Neoware, for instance, brings with it a set of Linux-based thin-client products that should slot in comfortably alongside HP’s existing desktop virtualisation products, and also gives the company access to one of the market’s first wireless remote client management technologies.
However, it is Opsware that holds the greatest strategic promise for HP’s long-term goals. Since its creation (as part of the break-up of LoudCloud) in 2001, Opsware has concentrated on building a comprehensive suite of data centre management tools and was recently ranked by market watcher IDC as the fastest growing vendor of server provisioning software. This growth stemmed in no small part from Opsware’s early development of tools that could automate the provisioning, configuration and decommissioning of virtual machines based on hypervisor technology from multiple vendors.

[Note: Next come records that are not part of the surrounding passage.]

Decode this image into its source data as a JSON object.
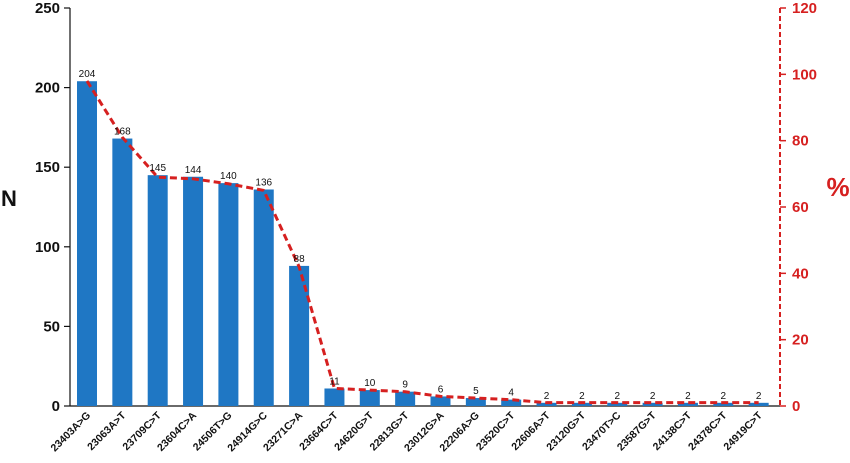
{
  "chart_data": {
    "type": "bar",
    "categories": [
      "23403A>G",
      "23063A>T",
      "23709C>T",
      "23604C>A",
      "24506T>G",
      "24914G>C",
      "23271C>A",
      "23664C>T",
      "24620G>T",
      "22813G>T",
      "23012G>A",
      "22206A>G",
      "23520C>T",
      "22606A>T",
      "23120G>T",
      "23470T>C",
      "23587G>T",
      "24138C>T",
      "24378C>T",
      "24919C>T"
    ],
    "values": [
      204,
      168,
      145,
      144,
      140,
      136,
      88,
      11,
      10,
      9,
      6,
      5,
      4,
      2,
      2,
      2,
      2,
      2,
      2,
      2
    ],
    "data_labels": [
      "204",
      "168",
      "145",
      "144",
      "140",
      "136",
      "88",
      "11",
      "10",
      "9",
      "6",
      "5",
      "4",
      "2",
      "2",
      "2",
      "2",
      "2",
      "2",
      "2"
    ],
    "percent_series": {
      "values": [
        98,
        81,
        69,
        68.5,
        67,
        65,
        42,
        5.3,
        4.8,
        4.3,
        2.9,
        2.4,
        1.9,
        1,
        1,
        1,
        1,
        1,
        1,
        1
      ]
    },
    "ylabel": "N",
    "y2label": "%",
    "ylim": [
      0,
      250
    ],
    "y2lim": [
      0,
      120
    ],
    "yticks": [
      "0",
      "50",
      "100",
      "150",
      "200",
      "250"
    ],
    "y2ticks": [
      "0",
      "20",
      "40",
      "60",
      "80",
      "100",
      "120"
    ],
    "grid": false,
    "colors": {
      "bars": "#1f77c4",
      "percent_line": "#d62020",
      "left_axis": "#111111",
      "right_axis": "#d62020"
    }
  }
}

HP’s global laboratories have been working on developing equivalent tools of their own for some years, and have frequently offered glimpses of prototype products. However, as an HP executive recently confided to Information Age: “We’ve talked a good story about systems orchestration and management automation in the data centre, but we haven’t ever quite delivered”.
Opsware can fill this gap in HP’s systems management armoury, slotting in as the data centre automation suite that will communicate with hypervisor specific management tools from the likes of VMware, XenSource and, eventually, Microsoft. Opsware will make these virtual machine environments visible to the higher level policy-based management via Mercury’s configuration management database (CMDB) technology.
As virtual machines proliferate in enterprise data centres, HP’s acquisition of Opsware is almost certain to be seen as a wise and timely move. Although, at more than 16 times current revenues, Opsware’s $1.6 billion price tag looks high, it might have been much higher if HP had waited.
Indeed, with VMware preparing to raise funds from an initial public offering (IPO), rumours had been circulating that Opsware was already an acquisition target for the fast growing virtualisation software vendor.
Now though, VMware, and HP’s other BTO competitors, will have to look elsewhere for the foundation of their virtual machine agnostic infrastructure management platform.